Can the IRS now deny tax exemption to the Roman Catholic Church on the ground that it rejects, on religious grounds, same-sex marriage? If so, that judicial notion of “fundamental interests” works effortlessly both to expand and contract state power. It can insulate the exercise of some liberties from state control, but allow other liberties to be burdened by differential treatment of other liberties, including those expressly embedded in the Constitution.
The point here is not idle speculation. Here are three data points. In Martinez v. Christian Legal Foundation (2010), a five-to-four majority with Justice Kennedy concurring, held that it was perfectly proper for Hastings Law School, a public institution, to deny the tiny Christian Legal Foundation the full benefit of school facilities largely because of its opposition to same-sex marriage. The government can offer its subsidies to some groups but not to others, and in so doing, force small isolated groups to subsidize powerful gay rights organizations. Religious intolerance best describes that outcome.
Since then, the situation has only gotten worse. Last year there was public outrage at the Supreme Court’s decision in Burwell v. Hobby Lobby, which upheld claims under the Religious Freedom Restoration Act that a closely held company did not have to supply contraceptives to its female employees in a fashion inconsistent with its owners’ religious beliefs. And more recently, claims for religious autonomy have been crushed in state court decisions that have fined individuals who have refused on religious grounds to make wedding cakes for same sex couples. No one seems to be concerned with the autonomy and dignity of those under the state’s thumb. They will have to abandon their chosen profession to honor their religious beliefs. I see no evidence that gay and lesbian rights advocates are prepared to back off of these statist claims.

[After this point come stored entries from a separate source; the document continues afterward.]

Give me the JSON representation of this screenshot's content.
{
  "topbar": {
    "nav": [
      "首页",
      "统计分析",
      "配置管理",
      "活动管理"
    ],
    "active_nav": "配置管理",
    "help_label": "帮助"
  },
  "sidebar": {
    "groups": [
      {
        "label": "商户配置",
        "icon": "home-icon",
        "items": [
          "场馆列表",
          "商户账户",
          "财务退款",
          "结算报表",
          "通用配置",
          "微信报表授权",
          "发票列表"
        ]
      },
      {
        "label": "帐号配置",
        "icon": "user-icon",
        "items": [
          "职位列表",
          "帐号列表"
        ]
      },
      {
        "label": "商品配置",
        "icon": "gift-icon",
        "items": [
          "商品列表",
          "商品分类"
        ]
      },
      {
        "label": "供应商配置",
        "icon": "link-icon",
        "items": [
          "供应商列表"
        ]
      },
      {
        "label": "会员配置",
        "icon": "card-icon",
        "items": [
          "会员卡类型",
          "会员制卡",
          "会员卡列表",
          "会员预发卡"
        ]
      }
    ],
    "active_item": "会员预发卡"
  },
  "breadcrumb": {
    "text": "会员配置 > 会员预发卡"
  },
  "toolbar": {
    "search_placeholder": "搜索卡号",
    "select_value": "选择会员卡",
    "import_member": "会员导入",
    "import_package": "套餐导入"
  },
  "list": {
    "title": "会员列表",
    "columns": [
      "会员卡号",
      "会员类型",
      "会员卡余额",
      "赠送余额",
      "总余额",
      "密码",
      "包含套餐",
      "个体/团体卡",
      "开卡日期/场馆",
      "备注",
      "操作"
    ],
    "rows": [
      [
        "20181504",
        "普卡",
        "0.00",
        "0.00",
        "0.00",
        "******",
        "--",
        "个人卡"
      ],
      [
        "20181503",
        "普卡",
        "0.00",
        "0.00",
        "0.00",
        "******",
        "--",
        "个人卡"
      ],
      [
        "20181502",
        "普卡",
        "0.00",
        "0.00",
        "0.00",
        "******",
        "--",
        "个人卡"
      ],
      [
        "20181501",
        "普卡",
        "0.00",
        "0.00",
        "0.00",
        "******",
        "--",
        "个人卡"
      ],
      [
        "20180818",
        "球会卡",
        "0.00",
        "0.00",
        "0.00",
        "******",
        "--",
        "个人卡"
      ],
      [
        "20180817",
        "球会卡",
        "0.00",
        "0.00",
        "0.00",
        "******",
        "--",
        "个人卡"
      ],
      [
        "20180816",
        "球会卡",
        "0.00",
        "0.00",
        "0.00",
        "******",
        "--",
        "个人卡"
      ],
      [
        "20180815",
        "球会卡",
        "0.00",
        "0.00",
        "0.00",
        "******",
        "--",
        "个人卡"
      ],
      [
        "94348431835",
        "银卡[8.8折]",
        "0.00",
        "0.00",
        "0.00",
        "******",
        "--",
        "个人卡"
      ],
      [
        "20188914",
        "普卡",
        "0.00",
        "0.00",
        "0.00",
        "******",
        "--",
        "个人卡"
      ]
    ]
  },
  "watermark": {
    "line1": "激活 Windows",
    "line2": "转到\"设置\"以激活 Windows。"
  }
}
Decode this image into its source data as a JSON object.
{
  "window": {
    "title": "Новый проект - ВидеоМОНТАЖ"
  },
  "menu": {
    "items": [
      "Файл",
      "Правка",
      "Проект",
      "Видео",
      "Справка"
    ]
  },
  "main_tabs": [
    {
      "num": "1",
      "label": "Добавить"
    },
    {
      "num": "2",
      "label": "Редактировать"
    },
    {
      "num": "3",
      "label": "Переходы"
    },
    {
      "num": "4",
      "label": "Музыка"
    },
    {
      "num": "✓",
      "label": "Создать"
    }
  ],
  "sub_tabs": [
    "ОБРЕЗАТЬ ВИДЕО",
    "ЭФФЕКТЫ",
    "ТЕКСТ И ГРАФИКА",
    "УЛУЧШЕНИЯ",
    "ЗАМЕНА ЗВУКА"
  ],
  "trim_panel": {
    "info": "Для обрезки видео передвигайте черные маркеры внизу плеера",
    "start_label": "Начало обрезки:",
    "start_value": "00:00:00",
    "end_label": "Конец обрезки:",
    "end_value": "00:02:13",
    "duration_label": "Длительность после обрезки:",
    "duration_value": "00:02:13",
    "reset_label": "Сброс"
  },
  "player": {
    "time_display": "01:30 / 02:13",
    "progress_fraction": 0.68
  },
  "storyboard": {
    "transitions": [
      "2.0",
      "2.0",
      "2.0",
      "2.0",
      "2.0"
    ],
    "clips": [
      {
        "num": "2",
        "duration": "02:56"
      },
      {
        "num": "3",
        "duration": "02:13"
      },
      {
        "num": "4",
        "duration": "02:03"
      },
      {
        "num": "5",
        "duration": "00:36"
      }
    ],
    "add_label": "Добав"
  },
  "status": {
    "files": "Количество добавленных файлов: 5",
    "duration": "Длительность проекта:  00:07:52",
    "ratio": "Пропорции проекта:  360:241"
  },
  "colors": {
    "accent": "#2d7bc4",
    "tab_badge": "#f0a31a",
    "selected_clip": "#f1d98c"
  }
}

The hard question is how Justice Kennedy—now the swing vote on all matters “fundamental”—thinks about this issue. Here the evidence is decidedly mixed. To be sure, his opinion inObergefelltalks about the importance of letting religions “teach” the central principles of their faith. But as Justice Thomas’s dissent points out, a religion that is allowed to teach its beliefs may be forced to give up its tax-exempt status if it puts those beliefs into practice, and its adherents can be hounded by the state if they decide to run their personal lives in accordance with their religion. We thus face a serious risk in the aftermath of Obergefell: liberty in gay rights will turn out to be a one-way street. Some liberties will be guaranteed for some people while other liberties will be squashed for others.